# Half-modeling (lotsa pics)



## Brett (Jul 16, 2008)

Half models are a classic method to build boats.
Using a scale of 1 inch equals 1 foot it's an effective
way to create out of wood what you see in your imagination.
I have a thing for hulls that are 16 feet long, so I start with
a block of wood 16 inches long. Since a 2x4 is actually 1-1/2 inches
by 3-1/2 inches that means the design dimensions of the wood are
16 feet by 3-1/2 feet by 1-1/2 feet, ideal for a microskiff.











I draw the rough shape of the bow...











and cut the excess offf with a jigsaw.











Then with a belt sander, start removing wood.











Each pass over the moving sanding belt takes off a small amount of wood.











After about 10 minutes the rough shape of a hull reveals itself.











Transom shape looks about right...











Bow flare starting to look like what I want...











And to see the entire hull shape, hold the model against a mirror.











Computer assisted drafting is a recent development,
It's not necessary to design a hull. A half model is fast,
easy, simple, inexpensive, and you can see the hull exactly
as you intend to build it. Hull dimensions can be measured
directly from the model when it becomes time to build.
Plus you can varnish the model, mount it on a plaque
and hang it on the wall. They look pretty good in a gloss finish.
Don't want to build an entire boat, but want to see what your
idea of a hull would look like, carve out a half model, it's fun.
And if it looks good enough, you might get the desire to build
it full size, just for the hull of it.


----------



## Brett (Jul 16, 2008)

Had a half hour to kill so I did some more model shaping.
Narrowed the hull and changed the hull side angle











Added a 15 degree transom angle











Reshaped the entry and bow flare











Rounded the forward chine











Another check the full hull image in the mirror











Still not what I want but getting closer.


----------



## Cracka (Jul 1, 2007)

G'day Brett,

I have seen this done in the past for yachts but would never have thought to do it for anything else.  The mirror trick is a doozy, no need to try and get both sides symetrical, awesome, very 

Thanks mate

Mick


----------



## Brett (Jul 16, 2008)

Glad you liked it Mick.

It was fun to do, and fast.

So I spent another 20 minutes this evening,
a little sanding, a little scribbling with a few markers,
Green is one side panel, pink is another panel,
transom, bottom of hull, and decks. Very simple layout,
very easy to frame and build.

                             

So there ya go, one EastHellsBeaverInshoreDragonFisher.
All ready to start building from, with pocket tunnel.

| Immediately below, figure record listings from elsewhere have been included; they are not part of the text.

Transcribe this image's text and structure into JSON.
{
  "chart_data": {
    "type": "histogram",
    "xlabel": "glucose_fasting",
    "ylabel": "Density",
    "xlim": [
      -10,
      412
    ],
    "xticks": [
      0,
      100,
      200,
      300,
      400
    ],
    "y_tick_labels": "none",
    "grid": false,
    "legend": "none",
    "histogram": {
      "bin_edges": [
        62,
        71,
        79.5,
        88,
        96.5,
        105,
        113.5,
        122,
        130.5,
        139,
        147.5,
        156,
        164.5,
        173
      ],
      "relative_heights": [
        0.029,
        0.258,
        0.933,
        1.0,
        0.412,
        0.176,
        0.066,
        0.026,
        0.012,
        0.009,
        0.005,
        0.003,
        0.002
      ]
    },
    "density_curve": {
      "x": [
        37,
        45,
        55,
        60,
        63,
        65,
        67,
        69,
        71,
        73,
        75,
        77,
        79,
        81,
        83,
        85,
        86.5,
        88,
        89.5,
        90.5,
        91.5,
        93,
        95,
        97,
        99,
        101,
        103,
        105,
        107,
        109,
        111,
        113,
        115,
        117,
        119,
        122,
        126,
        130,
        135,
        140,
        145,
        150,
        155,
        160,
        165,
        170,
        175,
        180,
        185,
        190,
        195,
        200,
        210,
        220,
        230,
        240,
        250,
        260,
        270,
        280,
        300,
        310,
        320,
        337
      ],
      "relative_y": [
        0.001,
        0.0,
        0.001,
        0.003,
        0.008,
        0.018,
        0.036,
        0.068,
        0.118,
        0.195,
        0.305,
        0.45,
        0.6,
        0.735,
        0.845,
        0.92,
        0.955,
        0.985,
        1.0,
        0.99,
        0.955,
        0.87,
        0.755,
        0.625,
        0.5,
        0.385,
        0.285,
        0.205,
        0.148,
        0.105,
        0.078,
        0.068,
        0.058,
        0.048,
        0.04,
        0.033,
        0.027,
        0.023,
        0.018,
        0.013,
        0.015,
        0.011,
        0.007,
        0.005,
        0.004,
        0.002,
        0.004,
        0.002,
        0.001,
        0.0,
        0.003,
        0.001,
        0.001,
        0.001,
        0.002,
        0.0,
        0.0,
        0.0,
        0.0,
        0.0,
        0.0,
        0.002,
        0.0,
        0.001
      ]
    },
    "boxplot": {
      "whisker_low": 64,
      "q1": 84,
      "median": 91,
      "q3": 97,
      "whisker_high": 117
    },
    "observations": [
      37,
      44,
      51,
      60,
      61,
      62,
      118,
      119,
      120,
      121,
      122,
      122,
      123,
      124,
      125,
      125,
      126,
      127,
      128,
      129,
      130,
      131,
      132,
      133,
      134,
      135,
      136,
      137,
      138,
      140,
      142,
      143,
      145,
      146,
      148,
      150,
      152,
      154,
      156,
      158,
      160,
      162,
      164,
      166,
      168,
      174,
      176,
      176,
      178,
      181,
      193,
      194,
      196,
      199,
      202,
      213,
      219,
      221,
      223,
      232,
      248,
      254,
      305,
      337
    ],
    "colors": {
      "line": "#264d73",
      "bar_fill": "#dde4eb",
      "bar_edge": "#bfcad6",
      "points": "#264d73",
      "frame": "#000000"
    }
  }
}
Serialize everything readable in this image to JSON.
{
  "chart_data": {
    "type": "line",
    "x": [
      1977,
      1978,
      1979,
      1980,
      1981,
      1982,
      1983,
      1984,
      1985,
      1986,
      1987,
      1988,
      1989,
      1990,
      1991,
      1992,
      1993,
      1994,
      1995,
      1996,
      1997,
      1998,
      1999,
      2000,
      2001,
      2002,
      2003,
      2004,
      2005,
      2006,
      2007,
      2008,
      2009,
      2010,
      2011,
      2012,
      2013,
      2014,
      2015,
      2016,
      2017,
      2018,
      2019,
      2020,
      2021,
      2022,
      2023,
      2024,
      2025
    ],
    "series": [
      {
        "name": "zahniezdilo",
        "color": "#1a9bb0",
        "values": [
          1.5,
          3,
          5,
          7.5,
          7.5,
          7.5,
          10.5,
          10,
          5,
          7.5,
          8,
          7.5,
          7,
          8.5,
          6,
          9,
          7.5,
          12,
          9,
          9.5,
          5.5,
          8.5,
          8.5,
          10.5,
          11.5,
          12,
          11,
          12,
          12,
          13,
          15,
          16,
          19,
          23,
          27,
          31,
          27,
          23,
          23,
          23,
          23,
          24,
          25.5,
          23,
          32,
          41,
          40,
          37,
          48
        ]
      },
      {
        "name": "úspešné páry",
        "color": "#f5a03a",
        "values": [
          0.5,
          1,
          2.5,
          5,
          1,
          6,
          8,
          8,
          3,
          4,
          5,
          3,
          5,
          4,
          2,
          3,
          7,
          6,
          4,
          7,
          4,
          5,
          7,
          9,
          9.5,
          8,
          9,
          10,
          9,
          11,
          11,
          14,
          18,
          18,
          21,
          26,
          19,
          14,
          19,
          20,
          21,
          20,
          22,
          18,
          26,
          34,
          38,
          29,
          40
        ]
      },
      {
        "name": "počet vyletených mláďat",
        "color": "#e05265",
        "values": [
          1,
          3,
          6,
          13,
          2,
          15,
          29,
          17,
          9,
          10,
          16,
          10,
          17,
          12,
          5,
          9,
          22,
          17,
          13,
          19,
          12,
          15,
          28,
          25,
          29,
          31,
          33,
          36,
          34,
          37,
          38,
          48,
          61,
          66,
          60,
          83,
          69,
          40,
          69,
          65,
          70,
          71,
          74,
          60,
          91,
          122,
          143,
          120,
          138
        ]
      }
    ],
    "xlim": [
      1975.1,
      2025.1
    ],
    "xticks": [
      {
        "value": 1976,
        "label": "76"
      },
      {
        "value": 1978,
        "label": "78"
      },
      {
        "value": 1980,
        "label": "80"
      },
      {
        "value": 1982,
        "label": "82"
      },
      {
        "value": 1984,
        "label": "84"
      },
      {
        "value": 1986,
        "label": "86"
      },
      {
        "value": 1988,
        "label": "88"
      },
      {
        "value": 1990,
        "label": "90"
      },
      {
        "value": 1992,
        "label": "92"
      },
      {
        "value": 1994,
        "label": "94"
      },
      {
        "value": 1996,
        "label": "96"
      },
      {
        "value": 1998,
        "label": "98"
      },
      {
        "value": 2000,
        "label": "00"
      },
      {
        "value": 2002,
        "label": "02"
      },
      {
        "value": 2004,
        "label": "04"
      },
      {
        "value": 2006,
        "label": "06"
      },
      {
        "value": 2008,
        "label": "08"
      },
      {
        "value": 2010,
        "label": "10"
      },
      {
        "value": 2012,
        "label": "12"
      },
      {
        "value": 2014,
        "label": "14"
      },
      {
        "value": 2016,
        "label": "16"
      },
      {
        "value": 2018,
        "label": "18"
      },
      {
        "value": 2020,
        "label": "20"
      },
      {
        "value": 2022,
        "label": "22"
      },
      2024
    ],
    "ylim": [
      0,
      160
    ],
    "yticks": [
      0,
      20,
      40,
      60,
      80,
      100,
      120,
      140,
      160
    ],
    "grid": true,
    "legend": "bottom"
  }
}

                                

And I'm not even a trained professional... ;D ;D

And I didn't splash anyone's hull.
But those lines sure look like a lot of other hulls out there, eh?


----------



## WhiteDog70810 (May 6, 2008)

"Did you see my half-model post?"

Found it! 

Nate


----------



## paint it black (Nov 3, 2007)

Cool, now build me a full size one.


----------



## beyondhelp (Nov 6, 2008)

Saw this the other day and thought of your thread... 



















Taken at the Gilbert's Bar House of Refuge www.elliottmuseumfl.org


----------



## Brett (Jul 16, 2008)

Still messing around with mine, it's a good way to kill a rainy day.
There's a thriving trade in half-models as artwork, here's a site...

http://www.sutcliffegallery.com.au/gen/hulls.html


----------